Telehealth can help, but only if it reduces the chaos
If you live regionally, the barriers get bigger: travel, time off work, limited specialist options and higher costs. Taylor says structured telehealth can improve access, reduce travel burden and create continuity between in-person appointments.
But telehealth does not help if it simply adds another disconnected appointment to the mix. “Telehealth must be coordinated and intentional,” she says. “Simply offering isolated telehealth appointments does not solve fragmentation.”
“When done well, telehealth becomes a bridge, not a band-aid,” she adds.
The myths that keep people stuck in the loop
Taylor says these lines still cause harm in clinics, schools, workplaces and even at home:
- “Period pain is normal.”
- “You’re too young for that.”
- “It’s just stress.”
- “Have a baby and it will settle.”
- “The scan is normal, so nothing is wrong.”
“These narratives delay care, silence symptoms and undermine trust,” she says. “Endometriosis and pelvic pain are complex inflammatory and neurological conditions.
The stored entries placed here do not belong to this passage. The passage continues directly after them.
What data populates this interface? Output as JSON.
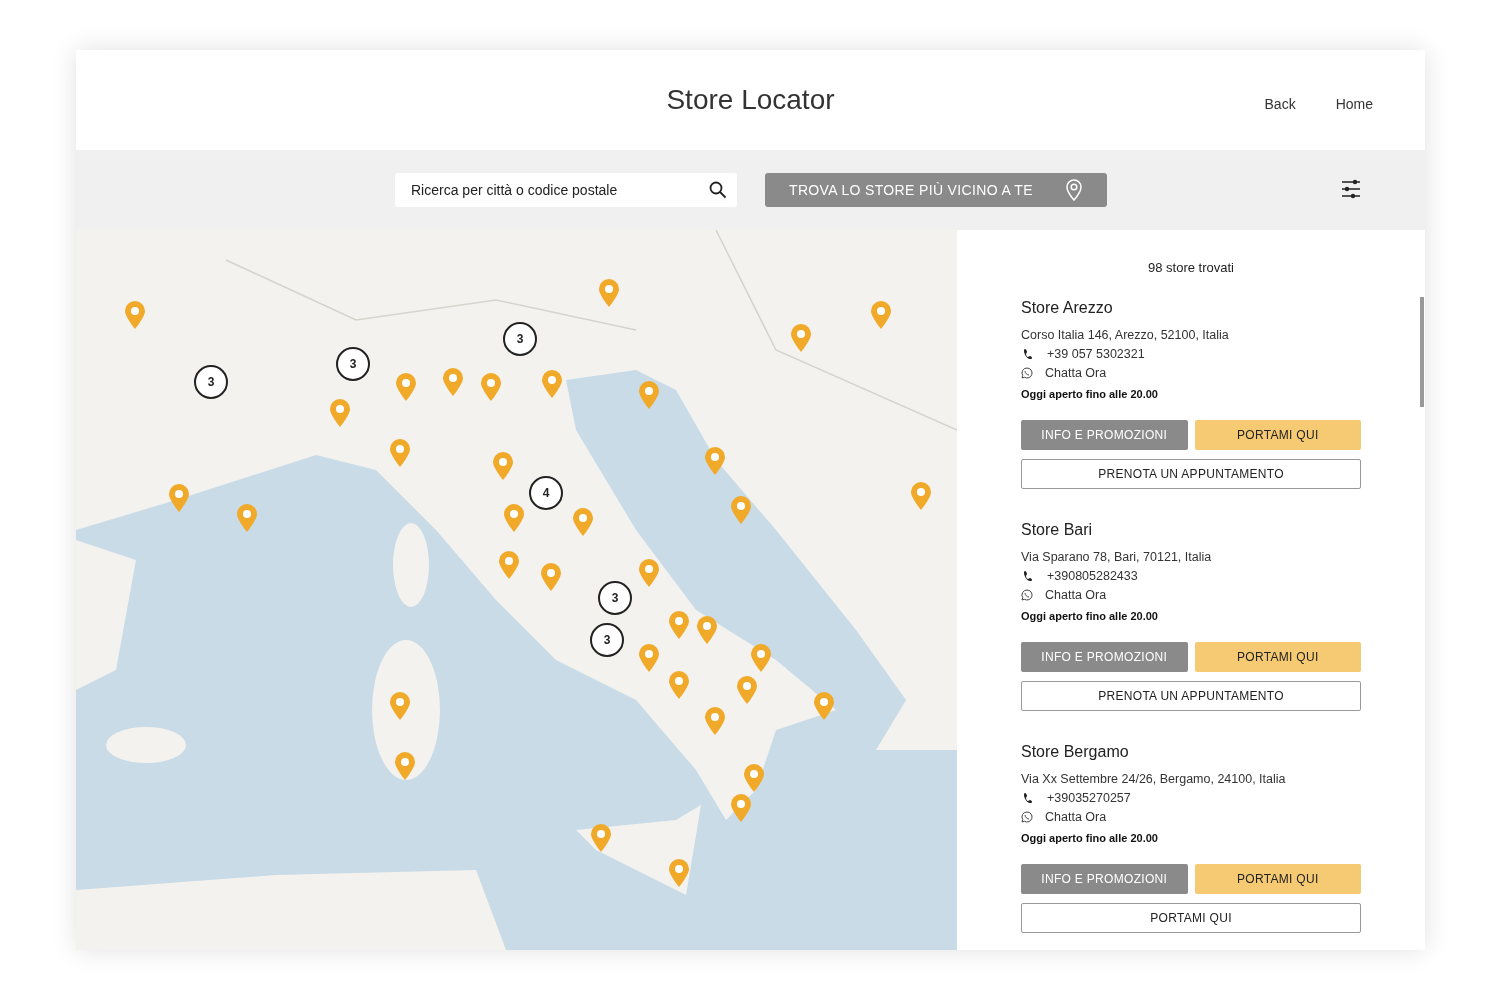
{
  "header": {
    "title": "Store Locator",
    "links": [
      "Back",
      "Home"
    ]
  },
  "search": {
    "placeholder": "Ricerca per città o codice postale"
  },
  "locate_button": {
    "label": "TROVA LO STORE PIÙ VICINO A TE"
  },
  "map": {
    "kind": "picture",
    "clusters": [
      {
        "count": "3"
      },
      {
        "count": "3"
      },
      {
        "count": "3"
      },
      {
        "count": "4"
      },
      {
        "count": "3"
      },
      {
        "count": "3"
      }
    ]
  },
  "results": {
    "count_text": "98 store trovati",
    "stores": [
      {
        "name": "Store Arezzo",
        "address": "Corso Italia 146, Arezzo, 52100, Italia",
        "phone": "+39 057 5302321",
        "chat": "Chatta Ora",
        "hours": "Oggi aperto fino alle 20.00",
        "buttons": [
          {
            "label": "INFO E PROMOZIONI",
            "kind": "secondary"
          },
          {
            "label": "PORTAMI QUI",
            "kind": "primary"
          },
          {
            "label": "PRENOTA UN APPUNTAMENTO",
            "kind": "outline"
          }
        ]
      },
      {
        "name": "Store Bari",
        "address": "Via Sparano 78, Bari, 70121, Italia",
        "phone": "+390805282433",
        "chat": "Chatta Ora",
        "hours": "Oggi aperto fino alle 20.00",
        "buttons": [
          {
            "label": "INFO E PROMOZIONI",
            "kind": "secondary"
          },
          {
            "label": "PORTAMI QUI",
            "kind": "primary"
          },
          {
            "label": "PRENOTA UN APPUNTAMENTO",
            "kind": "outline"
          }
        ]
      },
      {
        "name": "Store Bergamo",
        "address": "Via Xx Settembre 24/26, Bergamo, 24100, Italia",
        "phone": "+39035270257",
        "chat": "Chatta Ora",
        "hours": "Oggi aperto fino alle 20.00",
        "buttons": [
          {
            "label": "INFO E PROMOZIONI",
            "kind": "secondary"
          },
          {
            "label": "PORTAMI QUI",
            "kind": "primary"
          },
          {
            "label": "PORTAMI QUI",
            "kind": "outline"
          }
        ]
      }
    ]
  }
}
They deserve clinical seriousness.”
What schools and workplaces can do now
Support should not start at a specialist appointment. It should start at first symptoms.
In schools, Taylor wants menstrual health literacy taught as standard curriculum, absence policies that recognise chronic pain and better training for school nurses and counsellors.
In workplaces, she calls for flexible work policies, stigma-free health conversations and manager education that reflects fluctuating symptoms.
“Supportive environments reduce long-term harm,” Taylor says. “When someone’s symptoms are believed and validated early, it can completely change the trajectory of their health and wellbeing. Today, workplaces also have easy access to practical tools so there really is no excuse not to support people properly.”
The reforms that would change outcomes fastest
If Taylor could prioritise urgent reforms, she would focus on system design that reflects the reality of living with endometriosis:
- Medicare reform for complex chronic care so longer consultations and teams are properly funded
- expand multidisciplinary care rebates so pelvic physio and psychology are accessible
- earlier intervention pathways with clear national referral guidelines
- workforce training with pelvic pain education built into GP and allied health training
- sustained research investment, especially in non-surgical management and pain science
“We need system design that reflects the complexity of this condition,” she says.
The bottom line
For anyone second-guessing their symptoms, Taylor keeps it clear.
“If your pain is impacting your life, it matters,” she says. “Pain that stops you studying, working, sleeping, or functioning is not ‘normal.’ You deserve investigation. You deserve support. You deserve coordinated care.”
If your body is starting to feel like it is shrinking your life, that is reason enough to seek clearer next steps and stronger support.